Génie – Arthur Rimbaud

Il est l’affection et le présent puisqu’il a fait la maison ouverte à
l’hiver écumeux et à la rumeur de l’été, lui qui a purifié les boissons
et les aliments, lui qui est le charme des lieux fuyant et le délice
surhumain des stations. Il est l’affection et l’avenir, la force et
l’amour que nous, debout dans les rages et les ennuis, nous voyons
passer dans le ciel de tempête et les drapeaux d’extase.
Il est l’amour, mesure parfaite et réinventée, raison merveilleuse et
imprévue, et l’éternité: machine aimée des qualités fatales.
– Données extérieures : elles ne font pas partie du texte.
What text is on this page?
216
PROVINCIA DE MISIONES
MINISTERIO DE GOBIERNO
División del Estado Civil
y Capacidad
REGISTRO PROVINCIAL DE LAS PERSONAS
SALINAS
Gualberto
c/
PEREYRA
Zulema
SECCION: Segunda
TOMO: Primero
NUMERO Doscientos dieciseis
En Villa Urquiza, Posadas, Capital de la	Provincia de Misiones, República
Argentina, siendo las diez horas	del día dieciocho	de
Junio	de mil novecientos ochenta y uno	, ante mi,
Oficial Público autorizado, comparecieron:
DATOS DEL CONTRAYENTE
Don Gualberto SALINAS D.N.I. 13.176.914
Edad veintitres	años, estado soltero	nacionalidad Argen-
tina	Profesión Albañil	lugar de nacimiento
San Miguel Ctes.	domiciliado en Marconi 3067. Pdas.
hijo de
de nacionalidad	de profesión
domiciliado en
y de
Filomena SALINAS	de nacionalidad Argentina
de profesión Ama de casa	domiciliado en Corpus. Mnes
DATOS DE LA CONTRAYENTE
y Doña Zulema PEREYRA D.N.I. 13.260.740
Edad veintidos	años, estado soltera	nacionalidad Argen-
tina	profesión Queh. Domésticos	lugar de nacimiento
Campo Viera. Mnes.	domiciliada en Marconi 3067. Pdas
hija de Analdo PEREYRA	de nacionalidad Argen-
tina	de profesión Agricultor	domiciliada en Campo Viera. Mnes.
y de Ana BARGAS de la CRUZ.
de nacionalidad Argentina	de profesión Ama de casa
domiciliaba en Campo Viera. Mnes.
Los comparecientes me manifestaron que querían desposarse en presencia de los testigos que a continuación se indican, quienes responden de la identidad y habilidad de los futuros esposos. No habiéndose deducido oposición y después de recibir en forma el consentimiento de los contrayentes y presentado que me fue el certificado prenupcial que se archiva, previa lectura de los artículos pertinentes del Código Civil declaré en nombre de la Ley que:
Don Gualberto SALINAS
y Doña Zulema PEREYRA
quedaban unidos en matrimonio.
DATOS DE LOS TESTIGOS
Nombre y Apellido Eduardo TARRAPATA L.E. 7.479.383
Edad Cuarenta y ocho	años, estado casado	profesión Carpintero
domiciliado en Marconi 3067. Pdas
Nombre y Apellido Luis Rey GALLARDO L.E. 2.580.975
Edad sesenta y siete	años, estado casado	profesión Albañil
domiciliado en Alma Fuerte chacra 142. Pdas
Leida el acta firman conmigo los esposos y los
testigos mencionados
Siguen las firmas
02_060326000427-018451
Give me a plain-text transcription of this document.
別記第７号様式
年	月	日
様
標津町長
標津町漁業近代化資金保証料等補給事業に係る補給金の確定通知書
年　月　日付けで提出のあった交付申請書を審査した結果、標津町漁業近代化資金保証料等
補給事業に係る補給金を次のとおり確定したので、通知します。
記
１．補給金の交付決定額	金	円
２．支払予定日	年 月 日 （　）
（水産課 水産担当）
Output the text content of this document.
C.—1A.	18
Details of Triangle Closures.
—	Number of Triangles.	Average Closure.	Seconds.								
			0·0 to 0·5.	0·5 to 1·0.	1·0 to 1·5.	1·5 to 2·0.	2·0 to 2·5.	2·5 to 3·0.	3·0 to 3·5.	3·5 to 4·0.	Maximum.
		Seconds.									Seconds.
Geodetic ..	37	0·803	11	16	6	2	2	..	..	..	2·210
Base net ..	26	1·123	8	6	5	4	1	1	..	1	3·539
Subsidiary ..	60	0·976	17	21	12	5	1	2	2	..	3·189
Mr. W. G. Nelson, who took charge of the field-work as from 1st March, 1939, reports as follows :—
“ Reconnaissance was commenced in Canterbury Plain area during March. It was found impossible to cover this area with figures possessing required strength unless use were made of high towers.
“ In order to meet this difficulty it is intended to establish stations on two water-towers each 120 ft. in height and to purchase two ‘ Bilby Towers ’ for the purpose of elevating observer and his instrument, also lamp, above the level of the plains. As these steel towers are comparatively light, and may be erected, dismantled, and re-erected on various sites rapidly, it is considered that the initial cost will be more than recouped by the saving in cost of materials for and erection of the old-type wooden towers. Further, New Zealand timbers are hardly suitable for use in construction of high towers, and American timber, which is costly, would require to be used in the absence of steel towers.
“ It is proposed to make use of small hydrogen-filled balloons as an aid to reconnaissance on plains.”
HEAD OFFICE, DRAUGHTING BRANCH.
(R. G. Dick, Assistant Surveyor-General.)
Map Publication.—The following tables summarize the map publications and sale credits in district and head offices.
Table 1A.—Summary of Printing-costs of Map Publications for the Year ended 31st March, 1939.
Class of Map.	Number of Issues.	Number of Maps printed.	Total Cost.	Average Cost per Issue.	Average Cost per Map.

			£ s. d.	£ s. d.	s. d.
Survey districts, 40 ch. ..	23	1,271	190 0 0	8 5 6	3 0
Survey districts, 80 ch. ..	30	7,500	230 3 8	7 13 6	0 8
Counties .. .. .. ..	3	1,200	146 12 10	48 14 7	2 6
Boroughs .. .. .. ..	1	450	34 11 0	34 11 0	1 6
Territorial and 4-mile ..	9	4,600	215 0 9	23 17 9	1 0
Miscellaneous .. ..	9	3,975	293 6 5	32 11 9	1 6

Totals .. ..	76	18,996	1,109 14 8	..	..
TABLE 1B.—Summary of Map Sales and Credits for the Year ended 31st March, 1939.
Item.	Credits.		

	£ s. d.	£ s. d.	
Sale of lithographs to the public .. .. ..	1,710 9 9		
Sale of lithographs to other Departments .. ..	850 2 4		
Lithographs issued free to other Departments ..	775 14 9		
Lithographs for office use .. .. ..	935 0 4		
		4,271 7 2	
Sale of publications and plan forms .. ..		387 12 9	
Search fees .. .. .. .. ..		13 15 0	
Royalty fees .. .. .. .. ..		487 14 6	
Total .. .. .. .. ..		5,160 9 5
Nous avons
tous eu l’épouvante de sa concession et de la nôtre: ô jouissance de
notre santé, élan de nos facultés, affection égoïste et passion pour
lui, lui qui nous aime pour sa vie infinie…
Et nous nous le rappelons et il voyage… Et si l’Adoration s’en va,
sonne, sa promesse sonne: «Arrière ces superstitions, ces anciens corps,
ces ménages et ces âges. C’est cette époque-ci qui a sombré!»
Il ne s’en ira pas, il ne redescendra pas d’un ciel, il n’accomplira pas
la rédemption des colères de femmes et des gaîtés des hommes et de tout
ce péché: car c’est fait, lui étant, et étant aimé.
Ô ses souffles, ses têtes, ses courses; la terrible célérité de la
perfection des formes et de l’action.
Ô fécondité de l’esprit et immensité de l’univers!
Son corps! Le dégagement rêvé le brisement de la grâce croisée de
violence nouvelle! sa vue, sa vue! tous les agenouillages anciens et les
peines relevés à sa suite.
Son jour! l’abolition de toutes souffrances sonores et mouvantes dans la
musique plus intense.
Son pas! les migrations plus énormes que les anciennes invasions.
Ô Lui et nous! l’orgueil plus bienveillant que les charités perdues.
Ô monde! et le chant clair des malheurs nouveaux!
Il nous a connus tous et nous a tous tous aimé. Sachons, cette nuit
d’hiver, de cap en cap, du pôle tumultueux au château, de la foule à la
plage, de regards en regards, forces et sentiments las, le héler et le
voir, et le renvoyer, et sous les marées et au haut des déserts de
neige, suivre ses vues, ses souffles, son corps, son jour.